In our own back yards, the leaves may be gone and the tree limbs bare. But tiny new buds are beginning to swell. A time will come soon to step between two seasons. Just as with the monks, it is one step. From holy ground to holy ground.

(Copyright 2006, Tolbert McCarroll, A WINTER WALK, page 150)

Oboe resting on New Year's Day:



















Self-portrait on New Year's Day (semi-contour drawing):























Late yesterday I received news that someone dear to me for the last 42 years is recovering from a stroke in the VA Hospital in Palo Alto, California. His sister said that he is unable to speak because of a tracheostomy but can write. I left a message for him with his nurse at the VA Hospital. Anyone who knows me well or has been reading my blog knows him. We were born during the same 24 hours in 1949 and have been in and out of each other's lives since we were 17 years old. Please send lovingkindness his way. Thanks so much.

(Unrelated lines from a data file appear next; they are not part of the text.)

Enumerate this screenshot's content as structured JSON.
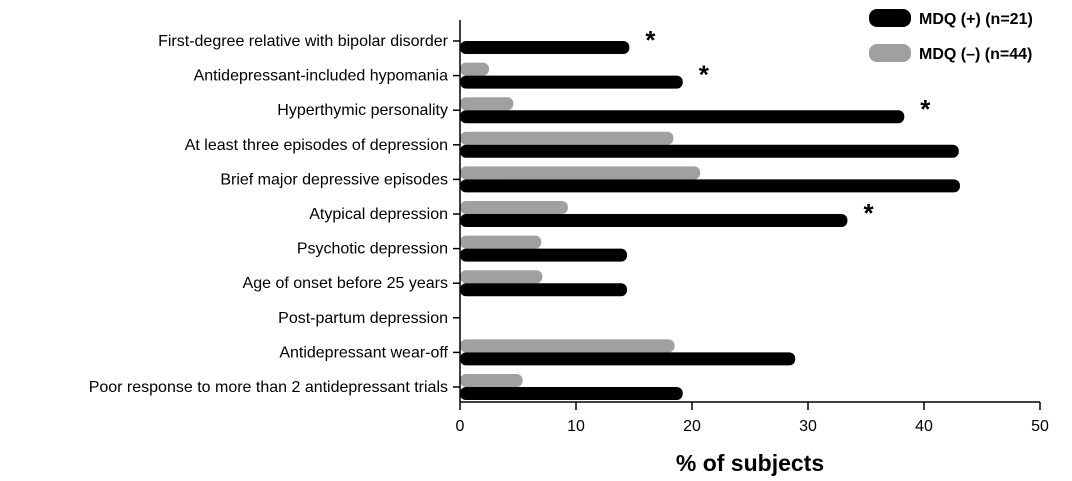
{
  "chart_data": {
    "type": "bar",
    "orientation": "horizontal",
    "title": "",
    "xlabel": "% of subjects",
    "ylabel": "",
    "xlim": [
      0,
      50
    ],
    "xticks": [
      0,
      10,
      20,
      30,
      40,
      50
    ],
    "grid": false,
    "legend_position": "top-right",
    "categories": [
      "First-degree relative with bipolar disorder",
      "Antidepressant-included hypomania",
      "Hyperthymic personality",
      "At least three episodes of depression",
      "Brief major depressive episodes",
      "Atypical depression",
      "Psychotic depression",
      "Age of onset before 25 years",
      "Post-partum depression",
      "Antidepressant wear-off",
      "Poor response to more than 2 antidepressant trials"
    ],
    "series": [
      {
        "name": "MDQ (+) (n=21)",
        "color": "#000000",
        "values": [
          14.6,
          19.2,
          38.3,
          43.0,
          43.1,
          33.4,
          14.4,
          14.4,
          0,
          28.9,
          19.2
        ]
      },
      {
        "name": "MDQ (–) (n=44)",
        "color": "#a0a0a0",
        "values": [
          0,
          2.5,
          4.6,
          18.4,
          20.7,
          9.3,
          7.0,
          7.1,
          0,
          18.5,
          5.4
        ]
      }
    ],
    "annotations": [
      {
        "category_index": 0,
        "text": "*"
      },
      {
        "category_index": 1,
        "text": "*"
      },
      {
        "category_index": 2,
        "text": "*"
      },
      {
        "category_index": 5,
        "text": "*"
      }
    ]
  }
}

"In recent years Kwanzaa, a week-long cultural festival for African-Americans, has been gaining in popularity. This holiday came out of the frustrations, and the violence, of the black power movements in the 1960s, which was one, often controversial, facet of America's continuing struggle for racial equality and justice. At first, Kwanzaa was a black alternative to Christmas. But it has evolved to become a cultural, rather a religious or anti-religious event. This has allowed Christians, who are an important part of the African-American community, to adopt it. It is now estimated that about thirty million people worldwide celebrate this festival. One of Kwanzaa's main attractions for African-American parents is to move beyond the commercial, gift-oriented atmosphere of Christmas and talk about values. The festival goes on for seven nights, and the main event is the evening meal where African clothing is often worn and dances, songs, and symbols are used in an elaborate ritual. Each night one of seven principles is the theme. These are: unity, self-determination, collective work and responsibility, cooperative economics, purpose, creativity and faith."

(Copyright 2006, Tolbert McCarroll, A WINTER WALK, pages 151-152)

January 1 is the 7th night of Kwanzaa. The principle for tonight is Imani, which means "faith."

Love and Light to all in the New Year!